There is a form of liberation to be found in performance, even if it is in a role forced upon us. It is better to make people laugh then be laughed at, to attract attention by our words then our form. Agency is an infinitely valuable commodity, an all too rare thing for people with disabilities during any time. It allows for a transformation, a special kind of magic unique to being a dwarf. The world is our audience, paradoxically quick to listen intently to what we have to say, and just as quick to dismiss it.

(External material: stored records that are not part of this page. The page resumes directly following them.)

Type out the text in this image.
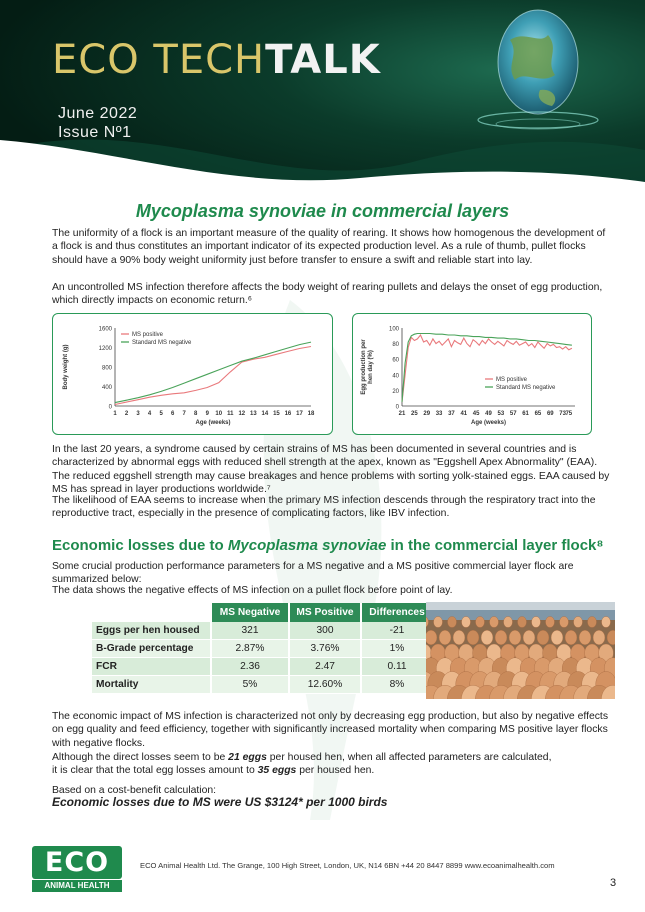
ECO TECHTALK
June 2022
Issue Nº1
Mycoplasma synoviae in commercial layers

The uniformity of a flock is an important measure of the quality of rearing. It shows how homogenous the development of a flock is and thus constitutes an important indicator of its expected production level. As a rule of thumb, pullet flocks should have a 90% body weight uniformity just before transfer to ensure a swift and reliable start into lay.

An uncontrolled MS infection therefore affects the body weight of rearing pullets and delays the onset of egg production, which directly impacts on economic return.⁶

0
400
800
1200
1600
1 2 3 4 5 6 7 8 9 10 11 12 13 14 15 16 17 18
Age (weeks)
Body weight (g)
MS positive
Standard MS negative
0
20
40
60
80
100
21 25 29 33 37 41 45 49 53 57 61 65 69 73 75
Age (weeks)
Egg production per hen day (%)	MS positive
Standard MS negative

In the last 20 years, a syndrome caused by certain strains of MS has been documented in several countries and is characterized by abnormal eggs with reduced shell strength at the apex, known as "Eggshell Apex Abnormality" (EAA). The reduced eggshell strength may cause breakages and hence problems with sorting yolk-stained eggs. EAA caused by MS has spread in layer productions worldwide.⁷

The likelihood of EAA seems to increase when the primary MS infection descends through the respiratory tract into the reproductive tract, especially in the presence of complicating factors, like IBV infection.

Economic losses due to Mycoplasma synoviae in the commercial layer flock⁸

Some crucial production performance parameters for a MS negative and a MS positive commercial layer flock are summarized below:

The data shows the negative effects of MS infection on a pullet flock before point of lay.

	MS Negative	MS Positive	Differences
Eggs per hen housed	321	300	-21
B-Grade percentage	2.87%	3.76%	1%
FCR	2.36	2.47	0.11
Mortality	5%	12.60%	8%

The economic impact of MS infection is characterized not only by decreasing egg production, but also by negative effects on egg quality and feed efficiency, together with significantly increased mortality when comparing MS positive layer flocks with negative flocks.

Although the direct losses seem to be 21 eggs per housed hen, when all affected parameters are calculated,
it is clear that the total egg losses amount to 35 eggs per housed hen.

Based on a cost-benefit calculation:

Economic losses due to MS were US $3124* per 1000 birds

ECO
ANIMAL HEALTH
ECO Animal Health Ltd. The Grange, 100 High Street, London, UK, N14 6BN +44 20 8447 8899 www.ecoanimalhealth.com
3
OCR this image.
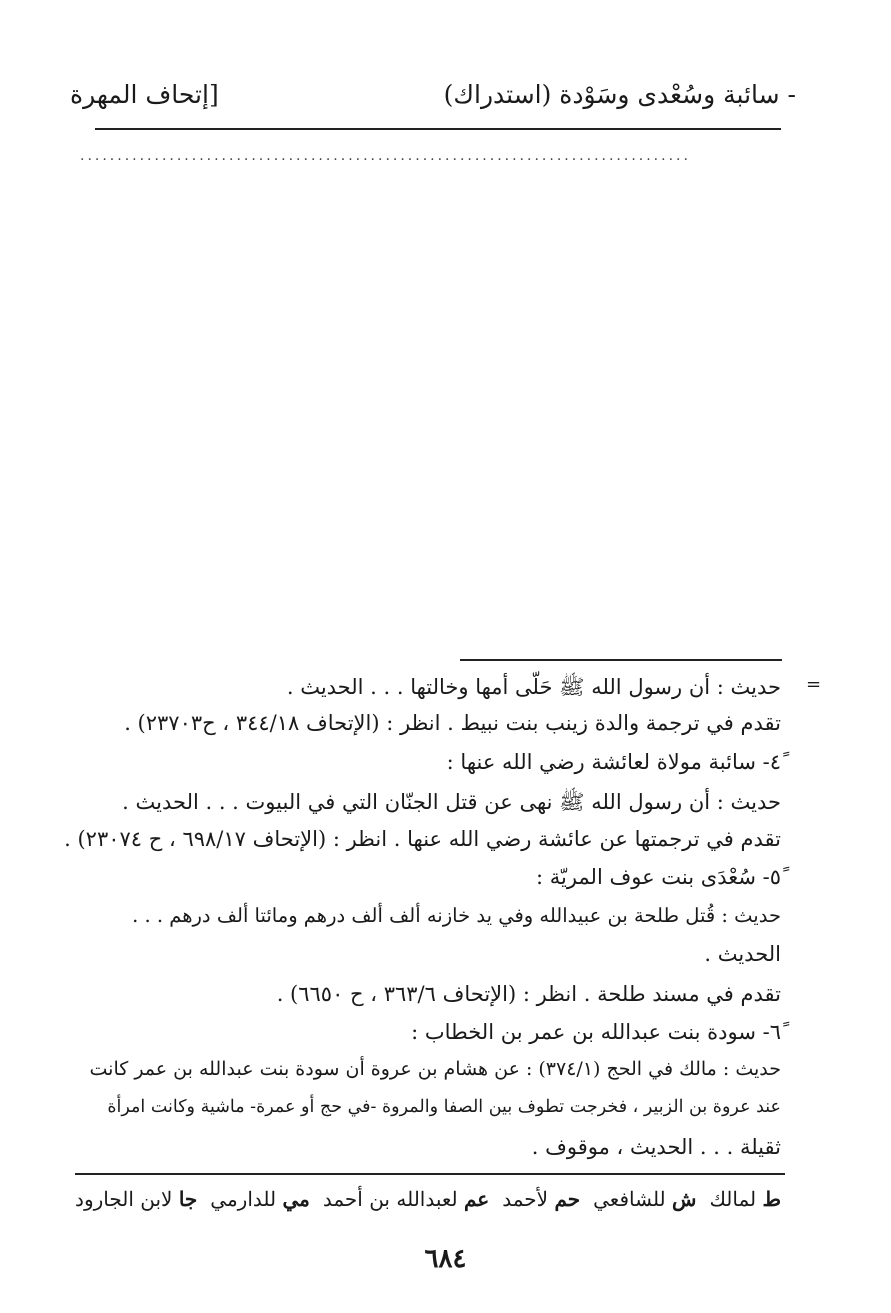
- سائبة وسُعْدى وسَوْدة (استدراك)
[إتحاف المهرة
..................................................................................
=
حديث : أن رسول الله ﷺ حَلّى أمها وخالتها . . . الحديث .
تقدم في ترجمة والدة زينب بنت نبيط . انظر : (الإتحاف ٣٤٤/١٨ ، ح٢٣٧٠٣) .
٤ً- سائبة مولاة لعائشة رضي الله عنها :
حديث : أن رسول الله ﷺ نهى عن قتل الجنّان التي في البيوت . . . الحديث .
تقدم في ترجمتها عن عائشة رضي الله عنها . انظر : (الإتحاف ٦٩٨/١٧ ، ح ٢٣٠٧٤) .
٥ً- سُعْدَى بنت عوف المريّة :
حديث : قُتل طلحة بن عبيدالله وفي يد خازنه ألف ألف درهم ومائتا ألف درهم . . .
الحديث .
تقدم في مسند طلحة . انظر : (الإتحاف ٣٦٣/٦ ، ح ٦٦٥٠) .
٦ً- سودة بنت عبدالله بن عمر بن الخطاب :
حديث : مالك في الحج (٣٧٤/١) : عن هشام بن عروة أن سودة بنت عبدالله بن عمر كانت
عند عروة بن الزبير ، فخرجت تطوف بين الصفا والمروة -في حج أو عمرة- ماشية وكانت امرأة
ثقيلة . . . الحديث ، موقوف .
ط لمالك
ش للشافعي
حم لأحمد
عم لعبدالله بن أحمد
مي للدارمي
جا لابن الجارود
٦٨٤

Every dwarf may be a bastard, but we are all equally the clown, the tragic foil, the monster, and yes the Imp. I feel as if I’ve inherited a unique role, passed down for centuries. An odd sort of inheritance I’ll grant you, but one that can be absurdly fun. So when I saw George R.R Martin’s take on the dwarf experience, I immediately placed him as one of the greatest writers of our time, possessing a unique creative empathy so central to this series.
Tyrion as a character has made me better understand being a dwarf, and come to more fully appreciate its unique value as an experience. He has taught me to better appreciate my gifts, and cultivate them. For better or worse, my disability dominates who I am. I am a dwarf. I’ll play the role as best as I am able, enjoy every capricious minute, and ride my dog into the sunset.